Anyway, I went in to work with Blain one day to help him edit down some tapes that he had gotten back. It was depressing. Five takes of a scene in a diner. The waiter took their order five goddamned times. And it was still as interesting as watching one dog sniff another one’s ass; that is to say, maybe I’ll watch it go on if I’m outside on a sunny day, but there’s no way I’m sitting through commercials to see what happens next. Four hours of these douchebags walking around and talking about things. What were they talking about? Getting tail, mostly, because that’s the point of the show. But other than that, nothing. No politics, no education, no books. In hindsight, it may have been even more depressing to have to watch those guys make attempts at intellectual conversation. Still, it would have been nice to seem them at least pay respect to the fact that higher pursuits exist.
That’s the problem with reality television. It’s too real. It’s boring. Know why I would never allow someone to make a reality show out of my life? Because I would be running the risk of realizing that my life is as boring as everyone else’s. What if my life to a soundtrack is nothing more than random music played over some meaningless mundanity, and not even mundanity for art’s sake but just plain-Jane mundanity? Everyone who submits themselves to being filmed in reality television runs the risk of discovering their inherent normalcy, and that’s as scary as anything, because once you get packed into a snowball, you can’t go back to being a snowflake.

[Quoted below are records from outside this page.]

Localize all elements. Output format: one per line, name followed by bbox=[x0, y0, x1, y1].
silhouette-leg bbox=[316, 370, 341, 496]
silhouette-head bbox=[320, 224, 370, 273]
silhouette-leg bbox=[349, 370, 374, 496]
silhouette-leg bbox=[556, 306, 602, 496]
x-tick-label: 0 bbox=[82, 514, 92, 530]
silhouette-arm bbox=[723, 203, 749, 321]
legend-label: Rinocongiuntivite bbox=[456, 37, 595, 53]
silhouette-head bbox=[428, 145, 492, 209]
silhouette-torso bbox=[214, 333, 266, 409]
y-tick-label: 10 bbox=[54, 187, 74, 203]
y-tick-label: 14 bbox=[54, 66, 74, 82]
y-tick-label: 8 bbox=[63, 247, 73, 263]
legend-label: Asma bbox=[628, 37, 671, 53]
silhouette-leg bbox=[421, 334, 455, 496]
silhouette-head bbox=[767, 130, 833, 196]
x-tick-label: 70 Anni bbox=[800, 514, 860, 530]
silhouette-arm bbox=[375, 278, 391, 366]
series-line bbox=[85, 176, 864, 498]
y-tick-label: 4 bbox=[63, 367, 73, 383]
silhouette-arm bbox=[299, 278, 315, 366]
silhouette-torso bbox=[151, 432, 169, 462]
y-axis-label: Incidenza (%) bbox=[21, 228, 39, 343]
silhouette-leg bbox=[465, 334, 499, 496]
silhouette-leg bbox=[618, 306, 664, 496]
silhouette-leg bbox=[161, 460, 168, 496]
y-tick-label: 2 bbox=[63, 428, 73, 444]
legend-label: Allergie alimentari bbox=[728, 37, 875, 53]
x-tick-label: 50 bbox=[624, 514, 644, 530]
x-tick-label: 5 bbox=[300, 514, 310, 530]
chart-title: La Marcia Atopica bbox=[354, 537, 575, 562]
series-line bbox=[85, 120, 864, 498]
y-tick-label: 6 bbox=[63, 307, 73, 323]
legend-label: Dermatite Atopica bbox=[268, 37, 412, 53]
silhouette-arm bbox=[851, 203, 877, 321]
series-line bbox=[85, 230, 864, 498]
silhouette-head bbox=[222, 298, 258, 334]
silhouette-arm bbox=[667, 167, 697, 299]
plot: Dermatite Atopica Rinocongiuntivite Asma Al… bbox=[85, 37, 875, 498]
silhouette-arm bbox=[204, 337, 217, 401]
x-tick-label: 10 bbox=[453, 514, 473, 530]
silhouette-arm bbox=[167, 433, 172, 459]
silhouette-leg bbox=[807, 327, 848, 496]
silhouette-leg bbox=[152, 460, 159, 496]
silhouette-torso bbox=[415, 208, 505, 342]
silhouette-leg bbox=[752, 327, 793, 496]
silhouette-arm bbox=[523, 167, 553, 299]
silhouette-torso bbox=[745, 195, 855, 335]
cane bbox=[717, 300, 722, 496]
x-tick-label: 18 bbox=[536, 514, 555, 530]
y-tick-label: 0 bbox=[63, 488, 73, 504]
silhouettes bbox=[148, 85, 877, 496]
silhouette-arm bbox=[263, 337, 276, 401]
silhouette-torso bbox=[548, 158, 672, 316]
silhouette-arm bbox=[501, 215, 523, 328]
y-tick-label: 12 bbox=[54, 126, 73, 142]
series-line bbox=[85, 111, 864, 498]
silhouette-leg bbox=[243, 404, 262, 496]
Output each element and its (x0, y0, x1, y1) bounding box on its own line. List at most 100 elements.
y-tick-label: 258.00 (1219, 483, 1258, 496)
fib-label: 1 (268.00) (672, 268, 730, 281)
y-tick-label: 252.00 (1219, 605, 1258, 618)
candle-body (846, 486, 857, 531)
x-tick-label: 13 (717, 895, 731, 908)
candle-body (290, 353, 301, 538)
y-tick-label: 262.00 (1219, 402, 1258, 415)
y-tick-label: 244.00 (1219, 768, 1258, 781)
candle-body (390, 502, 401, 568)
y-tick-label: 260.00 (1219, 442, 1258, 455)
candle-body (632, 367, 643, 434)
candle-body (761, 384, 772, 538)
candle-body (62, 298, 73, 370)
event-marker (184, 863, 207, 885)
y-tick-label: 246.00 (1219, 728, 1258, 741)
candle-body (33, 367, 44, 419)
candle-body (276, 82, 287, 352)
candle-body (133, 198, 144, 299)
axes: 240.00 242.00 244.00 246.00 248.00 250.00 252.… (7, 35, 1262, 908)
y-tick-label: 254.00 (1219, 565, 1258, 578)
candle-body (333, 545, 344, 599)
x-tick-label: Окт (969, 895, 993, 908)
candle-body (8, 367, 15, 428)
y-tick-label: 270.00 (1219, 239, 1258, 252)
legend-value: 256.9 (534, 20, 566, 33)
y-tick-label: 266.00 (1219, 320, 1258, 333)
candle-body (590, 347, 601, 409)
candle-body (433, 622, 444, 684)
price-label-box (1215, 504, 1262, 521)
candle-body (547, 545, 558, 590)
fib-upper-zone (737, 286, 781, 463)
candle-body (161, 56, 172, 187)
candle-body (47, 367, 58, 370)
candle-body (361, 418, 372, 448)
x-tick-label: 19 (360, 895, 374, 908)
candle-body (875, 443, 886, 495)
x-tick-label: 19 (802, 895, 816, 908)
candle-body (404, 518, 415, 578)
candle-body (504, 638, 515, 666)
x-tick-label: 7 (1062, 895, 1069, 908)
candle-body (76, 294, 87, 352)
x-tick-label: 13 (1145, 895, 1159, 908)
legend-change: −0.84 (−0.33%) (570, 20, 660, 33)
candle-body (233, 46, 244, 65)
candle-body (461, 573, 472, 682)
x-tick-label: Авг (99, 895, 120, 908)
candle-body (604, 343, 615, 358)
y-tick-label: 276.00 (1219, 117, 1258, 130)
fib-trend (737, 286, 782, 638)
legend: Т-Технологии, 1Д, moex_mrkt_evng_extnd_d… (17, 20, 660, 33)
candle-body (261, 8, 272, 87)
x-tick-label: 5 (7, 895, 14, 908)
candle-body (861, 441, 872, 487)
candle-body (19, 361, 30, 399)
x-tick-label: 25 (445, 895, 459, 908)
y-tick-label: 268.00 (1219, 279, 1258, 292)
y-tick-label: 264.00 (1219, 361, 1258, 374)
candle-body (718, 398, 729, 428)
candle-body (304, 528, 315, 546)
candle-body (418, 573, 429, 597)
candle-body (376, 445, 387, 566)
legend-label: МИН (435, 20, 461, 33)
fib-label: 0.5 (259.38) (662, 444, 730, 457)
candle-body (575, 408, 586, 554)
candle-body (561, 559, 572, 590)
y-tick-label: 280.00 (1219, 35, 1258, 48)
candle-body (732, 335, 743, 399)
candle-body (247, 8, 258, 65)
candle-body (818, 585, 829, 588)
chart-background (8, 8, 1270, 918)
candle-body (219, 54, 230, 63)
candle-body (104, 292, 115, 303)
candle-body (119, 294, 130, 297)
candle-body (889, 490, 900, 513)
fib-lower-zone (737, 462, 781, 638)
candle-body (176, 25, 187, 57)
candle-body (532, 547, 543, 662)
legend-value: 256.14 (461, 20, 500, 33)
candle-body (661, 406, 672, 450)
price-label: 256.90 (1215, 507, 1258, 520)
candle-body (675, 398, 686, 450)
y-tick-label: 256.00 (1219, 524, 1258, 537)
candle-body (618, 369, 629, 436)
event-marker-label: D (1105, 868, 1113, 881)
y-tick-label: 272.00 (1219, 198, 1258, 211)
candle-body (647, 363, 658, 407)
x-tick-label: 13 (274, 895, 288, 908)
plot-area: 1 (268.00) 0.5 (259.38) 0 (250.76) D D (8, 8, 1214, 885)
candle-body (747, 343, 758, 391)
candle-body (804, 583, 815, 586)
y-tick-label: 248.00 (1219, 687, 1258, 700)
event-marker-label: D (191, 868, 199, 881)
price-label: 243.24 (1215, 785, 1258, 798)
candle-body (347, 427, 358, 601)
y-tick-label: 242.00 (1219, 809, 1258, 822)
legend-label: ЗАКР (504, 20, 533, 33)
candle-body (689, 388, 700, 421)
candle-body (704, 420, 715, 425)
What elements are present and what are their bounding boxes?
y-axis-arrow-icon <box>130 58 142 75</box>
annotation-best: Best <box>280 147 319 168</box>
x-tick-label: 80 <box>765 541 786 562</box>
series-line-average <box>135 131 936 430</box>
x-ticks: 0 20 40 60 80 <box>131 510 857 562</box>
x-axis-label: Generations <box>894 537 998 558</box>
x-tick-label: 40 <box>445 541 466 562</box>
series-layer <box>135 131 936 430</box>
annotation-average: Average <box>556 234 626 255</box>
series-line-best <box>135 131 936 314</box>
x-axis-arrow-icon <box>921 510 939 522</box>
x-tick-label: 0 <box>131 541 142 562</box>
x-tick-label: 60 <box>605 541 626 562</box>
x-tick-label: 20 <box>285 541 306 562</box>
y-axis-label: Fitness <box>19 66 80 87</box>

I would rather have someone write my story. Let someone take some artistic license with it. None of this who-stole-my-peanut-butter? drivel. Even the Tom Hanks story would suck on reality television. I would wake up from the crash, either with a broken nose from the steering wheel or two searing eyefuls of chemicals from the airbag, dripping blood and sniveling like a little girl (let’s just assume that the cameraman lives), crawl out of my mangled car, probably puke at the sight of the dead crook, curl up on the ground, and wait for the police to come. Then I would have to put up with at least a cursory homicide investigation, even though no jury would ever convict me. Afterward I would have to live with the thought that I killed a man, even if it was in self-defense. It’s a far cry from ripping off a snappy tagline and cutting to a swank restaurant scene with a beautiful lady. That’s why I want to be in a movie. It’s easy. Pain is painted on, reality is suspended, three-minute training montages get me ready for the big fight, and everything turns out well in the end, with no regrets. Now that’s life.